Your job is to build a parser that will convert this string in an array of commands, where each array element is an object with the command letter and an array of parameters.

Examples

pathDataParser("") ➞ []

pathDataParser("M 0 0") ➞ [{command: 'M', parameters: [0, 0]}]

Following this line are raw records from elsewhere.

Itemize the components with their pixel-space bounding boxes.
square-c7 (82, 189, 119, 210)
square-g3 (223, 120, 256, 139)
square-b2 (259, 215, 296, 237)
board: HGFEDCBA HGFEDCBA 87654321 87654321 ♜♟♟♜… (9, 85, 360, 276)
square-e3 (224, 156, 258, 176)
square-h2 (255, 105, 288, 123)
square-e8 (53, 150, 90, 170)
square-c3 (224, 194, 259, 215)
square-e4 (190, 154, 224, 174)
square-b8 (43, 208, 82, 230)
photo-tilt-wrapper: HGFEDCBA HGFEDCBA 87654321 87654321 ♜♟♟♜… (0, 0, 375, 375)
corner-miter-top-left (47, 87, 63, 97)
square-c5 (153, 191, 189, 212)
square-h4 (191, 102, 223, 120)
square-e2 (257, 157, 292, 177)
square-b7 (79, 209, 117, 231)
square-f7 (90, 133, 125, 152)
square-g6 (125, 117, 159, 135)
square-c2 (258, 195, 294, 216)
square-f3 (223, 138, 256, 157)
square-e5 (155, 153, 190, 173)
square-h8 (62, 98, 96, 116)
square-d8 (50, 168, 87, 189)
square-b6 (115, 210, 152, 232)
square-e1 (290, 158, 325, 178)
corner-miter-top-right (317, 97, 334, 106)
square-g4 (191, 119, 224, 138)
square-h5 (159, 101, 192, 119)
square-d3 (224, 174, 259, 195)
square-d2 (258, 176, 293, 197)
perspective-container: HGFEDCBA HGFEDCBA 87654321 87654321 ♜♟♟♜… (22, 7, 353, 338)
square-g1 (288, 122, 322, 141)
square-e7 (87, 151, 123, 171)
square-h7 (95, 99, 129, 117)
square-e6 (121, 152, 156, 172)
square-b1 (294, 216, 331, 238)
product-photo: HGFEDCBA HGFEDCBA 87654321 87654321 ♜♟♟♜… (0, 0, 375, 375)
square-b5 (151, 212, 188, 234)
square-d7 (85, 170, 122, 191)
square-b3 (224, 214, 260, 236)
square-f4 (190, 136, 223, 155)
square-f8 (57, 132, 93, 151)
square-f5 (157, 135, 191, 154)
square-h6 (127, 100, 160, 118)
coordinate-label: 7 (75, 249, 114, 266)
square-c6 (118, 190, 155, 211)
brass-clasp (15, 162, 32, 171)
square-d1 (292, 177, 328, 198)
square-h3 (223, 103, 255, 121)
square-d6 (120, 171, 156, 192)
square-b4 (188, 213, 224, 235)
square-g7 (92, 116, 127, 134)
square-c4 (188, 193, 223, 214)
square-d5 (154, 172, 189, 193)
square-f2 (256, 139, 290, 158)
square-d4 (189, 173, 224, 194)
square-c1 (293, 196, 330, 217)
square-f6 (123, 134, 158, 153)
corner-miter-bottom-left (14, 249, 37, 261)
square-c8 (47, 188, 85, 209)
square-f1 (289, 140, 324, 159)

pathDataParser("M 1 1.5 L 0 1.5 0 0.5 1 0.5 0.5 0 0 0.5 1 1.5 1 0.5 0 1.5" ➞ [
  {command: "M", parameters: [1, 1.5]},
  {command: "L", parameters: [0, 1.5, 0, 0.5, 1, 0.5, 0.5, 0, 0, 0.5, 1, 1.5, 1, 0.5, 0, 1.5]}
]

pathDataParser("M 0,1 h 1 v -1 h 1 v 1 h 1 C 2,1 3,3 1.5,3 C 0,3 1,1 0,1 z" ➞ [
  {command: "M", parameters: [0, 1]},
  {command: "h", parameters: [1]},
  {command: "v", parameters: [-1]},
  {command: "h", parameters: [1]},
  {command: "v", parameters: [1]},
  {command: "h", parameters: [1]},
  {command: "C", parameters: [2, 1, 3, 3, 1.5, 3]},
  {command: "C", parameters: [0, 3, 1, 1, 0, 1]},
  {command: "z", parameters: []}
]

Notes

  • Return an empty array if no commands are found (example #1)
  • The z (or Z) command is the only one without parameters, in this case return an empty array (see last command of example #4)
  • The parameters array contains numbers, not strings, so you'll have to convert them
  • Sometimes numbers can be very compressed to save space, let's look at some examples that might trip you up:
    • Decimal numbers can start with a dot: .4 is the same as 0.4
    • If a negative number comes after another number, the space is optional: 0-4 is equal to 0 -4
    • Multiple decimal numbers in a row can be very tricky, remember that a number CAN NOT have more than 1 dot, so this: 1.2.34 is actually 2 different numbers: 1.2 and 0.34
  • Some examples have commas, some do not, some have multiline strings, some are a single line, remember to take into account all valid cases! Check out the tests tab to find out more.